Spécialisée dans les littératures francophones issues d’Afrique et des Antilles, Ninon Chavoz est habituée à croiser la figure du zombie dans les récits qu’elle étudie : “Là-bas le zombie a un statut particulier, c’est en quelque sorte là où il est né. En Haïti, les zombies existent d’ailleurs réellement ! On a trouvé des poisons de zombification. Donc il y a une réalité anthropologique de ce côté-là .” Évidemment, comme chacun d’entre nous, la chercheuse a aussi été influencée par les représentations du zombie dépeintes dans les films ou les séries. Pour ses travaux, elle a décidé d’élargir quelque peu la définition, en s’intéressant aux personnages entre la vie et la mort. Qu’ils soient morts-vivants, zombies ou encore à l’état de spectres, tous ont en commun le fait d’être coincés dans un entre-deux angoissant.

livres
© Ninon Chavoz


Une trend zombie chez les auteurs ?

Publié au printemps dernier, son ouvrage “Les morts-vivants. Comment les auteurs du passé habitent la littérature présente” est le produit d’un an de recherches sur la question. “Ce sont des travaux de confinement en sorte.” sourit Ninon Chavoz. Au fil de ses lectures, elle comprend vite que les zombies qu’elle croise sont loin d’être n’importe qui : Je me suis rendu compte qu’il y avait des dizaines de livres où d’anciens auteurs apparaissent” Les ouvrages concernés datent des années 80 jusqu’à aujourd’hui. “Je pense qu’on peut dire que c’est une forte tendance à la fois chez les auteurs français et francophones.” assure l’autrice.

Dans son ouvrage, la chercheuse a sélectionné une trentaine d’auteurs qui n’ont, selon elle, pas grand chose en commun, si ce n’est de s’intéresser aux morts-vivants. Parmi eux, on retrouve de célèbres écrivains installés depuis longtemps comme Bernard-Henri Lévy, Jean-Marie Gustave Le Clézio, mais aussi d’autres qui publient leur tout premier ouvrage. Par ailleurs, elle a aussi remarqué que la plupart n’expérimentent qu’une seule fois ce qu’elle appelle “la fiction morte-vivante” avant de retourner à leurs sujets de prédilections.

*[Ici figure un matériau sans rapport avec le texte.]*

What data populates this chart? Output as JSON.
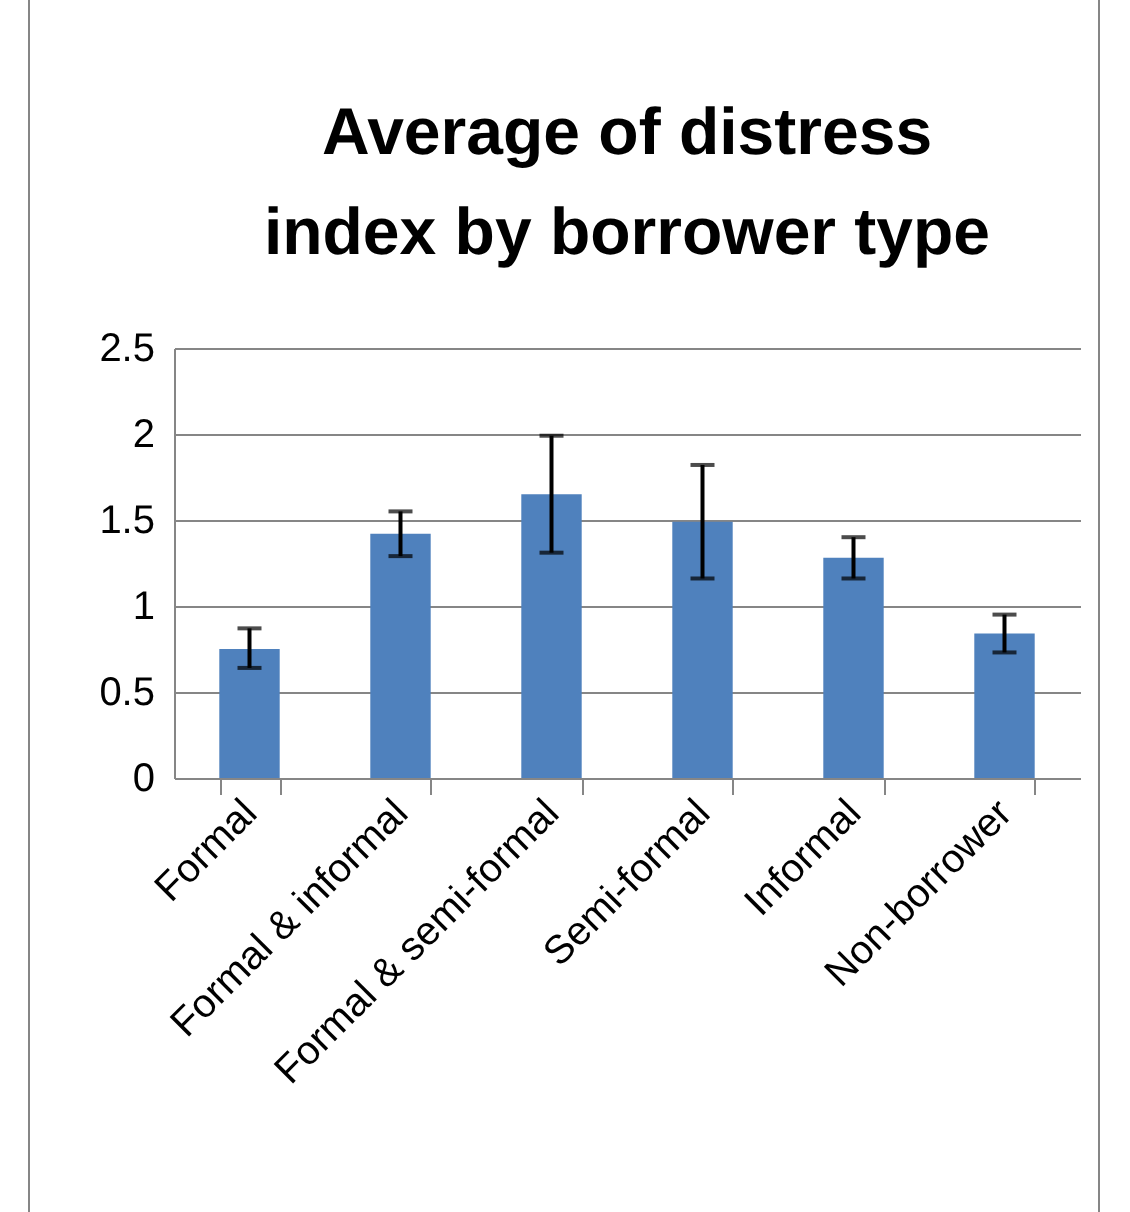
{
  "chart_data": {
    "type": "bar",
    "title": "Average of distress index by borrower type",
    "categories": [
      "Formal",
      "Formal & informal",
      "Formal & semi-formal",
      "Semi-formal",
      "Informal",
      "Non-borrower"
    ],
    "values": [
      0.75,
      1.42,
      1.65,
      1.49,
      1.28,
      0.84
    ],
    "errors": [
      [
        0.64,
        0.87
      ],
      [
        1.29,
        1.55
      ],
      [
        1.31,
        1.99
      ],
      [
        1.16,
        1.82
      ],
      [
        1.16,
        1.4
      ],
      [
        0.73,
        0.95
      ]
    ],
    "color": "#4f81bd",
    "ylim": [
      0,
      2.5
    ],
    "yticks": [
      0,
      0.5,
      1,
      1.5,
      2,
      2.5
    ],
    "grid": "y"
  }
}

D’illustres poètes zombifiés

En général, ces morts-vivants sont des auteurs modernes du 19e. C’est très rare d’aller au-delà et ce sont très souvent des poètes. précise l’autrice strasbourgeoise. Les écrivains auraient d’ailleurs une préférence pour Rimbaud ou Baudelaire, qui ont, semblerait-il, un fort potentiel zombiesque. On se demande comment ils l’auraient pris s’ils en avaient été informés à l’époque. Mais pour Ninon Chavoz ce choix dépend plus largement du genre auquel ils appartiennent : “De tous les genres littéraires, la poésie est aussi sûrement le plus “mort.””  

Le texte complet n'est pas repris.